Don Urgo Jr. is a corporate lawyer who now helps run his father’s hotel management business, Urgo Hotels & Resorts.

Philip Merkle is the director of the Office of Administration at the U.S. Department of Justice. He has worked at DOJ since 1996.

Kavanaugh continued:

But fortunately, we had a good saying that we’ve held firm to to this day, as the Dean was reminding me before the talk, which is, “What happens at Georgetown Prep stays at Georgetown Prep.” That’s been a good thing for all of us, I think.

This line earned some mild chuckles from the audience.

Now that Kavanaugh is in line to join fellow Georgetown Prep alumnus Neil Gorsuch on the highest court in the land, it appears that “what happens at Georgetown Prep” may not stay there. He and fellow classmate Mark G. Judge have been accused of sexual assault by professor Christine Blasey Ford. There is no statute of limitations on such a crime in Maryland.

Kavanaugh continued:

The Dean [Dan Attridge] is a wonderful man. He and I worked together at Kirkland and Ellis. We had memorable cases and lawyers at Kirkland and Ellis. I think back at those times.

Dan Attridge’s Kirkland & Ellis page notes one of his “ground-breaking” victories:

Counsel for Nationwide Insurance in over 400 Hurricane Katrina coverage cases in Mississippi, winning the ground-breaking first case to go to trial and defeating the Attorney General’s challenge to the policy’s flood exclusion.

Attridge’s victory cost Katrina victims billions of dollars in damages. Immediately after the ruling, insurance company stocks rose by 2 percent.

At the time, Kavanaugh was working in the Bush White House, as the administration’s racist neglect in the run-up to and aftermath of Katrina led to the death of 3000 Americans. The White House and Senator Grassley have refused to make public Kavanaugh’s role in the Katrina disaster.

Kavanaugh went on to describe his envy of another fellow corporate lawer:

And one person comes to mind that we worked with, was a guy who was a little younger than I was, named Ted Ullyot. And Ted was a great lawyer, great guy, and he worked with us at Kirkland. Then, when I was at the White House and became this job called staff secretary, I had to hire a deputy. And Ted was a great lawyer and I brought him in as my deputy. And then I went on to be a judge. And I remember getting a call from him in 2007 or 2008. And he said, “Yeah, I’m gonna go take this job in California.” “Oh wow, doing what?” “I’m gonna be general counsel of this company.” And I had never heard of the company he was talking about. It was a general counsel of Facebook. And that turned out to be a really good move. Yeah. And that’s been a…
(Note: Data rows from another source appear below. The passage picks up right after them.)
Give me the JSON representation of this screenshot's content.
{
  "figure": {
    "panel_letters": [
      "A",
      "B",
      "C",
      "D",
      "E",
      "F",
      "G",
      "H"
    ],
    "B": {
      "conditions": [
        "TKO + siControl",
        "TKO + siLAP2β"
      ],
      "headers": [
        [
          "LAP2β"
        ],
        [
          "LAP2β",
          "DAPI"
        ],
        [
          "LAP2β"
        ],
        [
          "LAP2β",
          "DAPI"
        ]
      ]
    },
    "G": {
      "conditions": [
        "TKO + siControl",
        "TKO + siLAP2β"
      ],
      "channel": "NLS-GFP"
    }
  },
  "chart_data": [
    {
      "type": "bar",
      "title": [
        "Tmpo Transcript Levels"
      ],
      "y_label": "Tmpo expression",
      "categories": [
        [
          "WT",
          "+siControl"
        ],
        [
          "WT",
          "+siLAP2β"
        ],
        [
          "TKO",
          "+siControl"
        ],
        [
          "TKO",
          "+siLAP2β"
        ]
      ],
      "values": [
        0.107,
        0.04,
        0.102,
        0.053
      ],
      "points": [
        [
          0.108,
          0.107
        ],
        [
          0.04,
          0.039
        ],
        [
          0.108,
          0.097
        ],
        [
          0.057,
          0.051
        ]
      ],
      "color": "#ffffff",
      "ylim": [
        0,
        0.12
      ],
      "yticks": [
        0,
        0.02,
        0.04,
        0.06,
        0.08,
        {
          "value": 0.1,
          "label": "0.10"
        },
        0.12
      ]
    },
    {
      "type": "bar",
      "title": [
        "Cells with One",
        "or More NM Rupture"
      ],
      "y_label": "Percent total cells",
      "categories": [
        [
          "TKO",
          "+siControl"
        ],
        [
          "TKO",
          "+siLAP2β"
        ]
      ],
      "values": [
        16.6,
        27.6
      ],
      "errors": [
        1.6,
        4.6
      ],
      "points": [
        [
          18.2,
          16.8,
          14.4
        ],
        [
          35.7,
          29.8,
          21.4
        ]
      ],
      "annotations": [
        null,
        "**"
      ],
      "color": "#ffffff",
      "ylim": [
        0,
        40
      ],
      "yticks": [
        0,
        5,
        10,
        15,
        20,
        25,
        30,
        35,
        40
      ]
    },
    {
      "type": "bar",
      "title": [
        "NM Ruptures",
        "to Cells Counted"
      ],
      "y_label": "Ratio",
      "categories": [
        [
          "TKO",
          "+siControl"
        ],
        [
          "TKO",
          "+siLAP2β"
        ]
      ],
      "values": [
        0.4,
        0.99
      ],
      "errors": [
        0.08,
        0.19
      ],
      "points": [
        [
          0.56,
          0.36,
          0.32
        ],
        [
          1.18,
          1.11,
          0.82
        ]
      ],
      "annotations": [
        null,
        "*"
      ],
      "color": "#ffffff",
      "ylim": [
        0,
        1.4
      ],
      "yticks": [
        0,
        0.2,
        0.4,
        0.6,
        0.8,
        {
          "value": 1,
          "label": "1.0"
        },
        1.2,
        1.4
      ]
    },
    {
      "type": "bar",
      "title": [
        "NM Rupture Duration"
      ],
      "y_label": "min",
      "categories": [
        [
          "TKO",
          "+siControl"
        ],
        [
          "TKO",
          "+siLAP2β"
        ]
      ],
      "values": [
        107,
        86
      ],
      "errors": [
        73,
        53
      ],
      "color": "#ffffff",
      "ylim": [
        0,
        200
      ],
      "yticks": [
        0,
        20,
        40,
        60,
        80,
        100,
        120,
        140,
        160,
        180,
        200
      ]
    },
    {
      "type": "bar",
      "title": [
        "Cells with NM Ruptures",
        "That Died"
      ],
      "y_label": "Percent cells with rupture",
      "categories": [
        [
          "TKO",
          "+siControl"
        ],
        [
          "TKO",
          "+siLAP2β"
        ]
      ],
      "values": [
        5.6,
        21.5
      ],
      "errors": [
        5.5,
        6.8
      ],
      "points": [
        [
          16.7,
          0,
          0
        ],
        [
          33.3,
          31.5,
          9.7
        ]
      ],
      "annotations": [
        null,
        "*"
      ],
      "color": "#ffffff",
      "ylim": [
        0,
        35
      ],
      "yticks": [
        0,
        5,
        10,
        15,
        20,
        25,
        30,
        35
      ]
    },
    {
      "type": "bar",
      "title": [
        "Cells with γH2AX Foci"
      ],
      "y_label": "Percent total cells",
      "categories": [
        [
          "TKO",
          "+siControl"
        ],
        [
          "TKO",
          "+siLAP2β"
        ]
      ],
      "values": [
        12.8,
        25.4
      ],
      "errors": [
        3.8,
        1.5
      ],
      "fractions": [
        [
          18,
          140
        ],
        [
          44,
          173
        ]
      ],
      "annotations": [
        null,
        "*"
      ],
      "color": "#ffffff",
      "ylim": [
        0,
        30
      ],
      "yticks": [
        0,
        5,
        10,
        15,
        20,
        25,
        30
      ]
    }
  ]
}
You know, I am committed to public service, as I said, but I do spend some time reading Robert Frost, “The road not taken.”

Ullyot also served a chief of staff to U.S. Attorney General Alberto R. Gonzales. Ullyot is now a partner at the venture capital firm Andreessen Horowitz.

Kavanaugh then went back to his prepared remarks to say that he believes in being an impartial judge.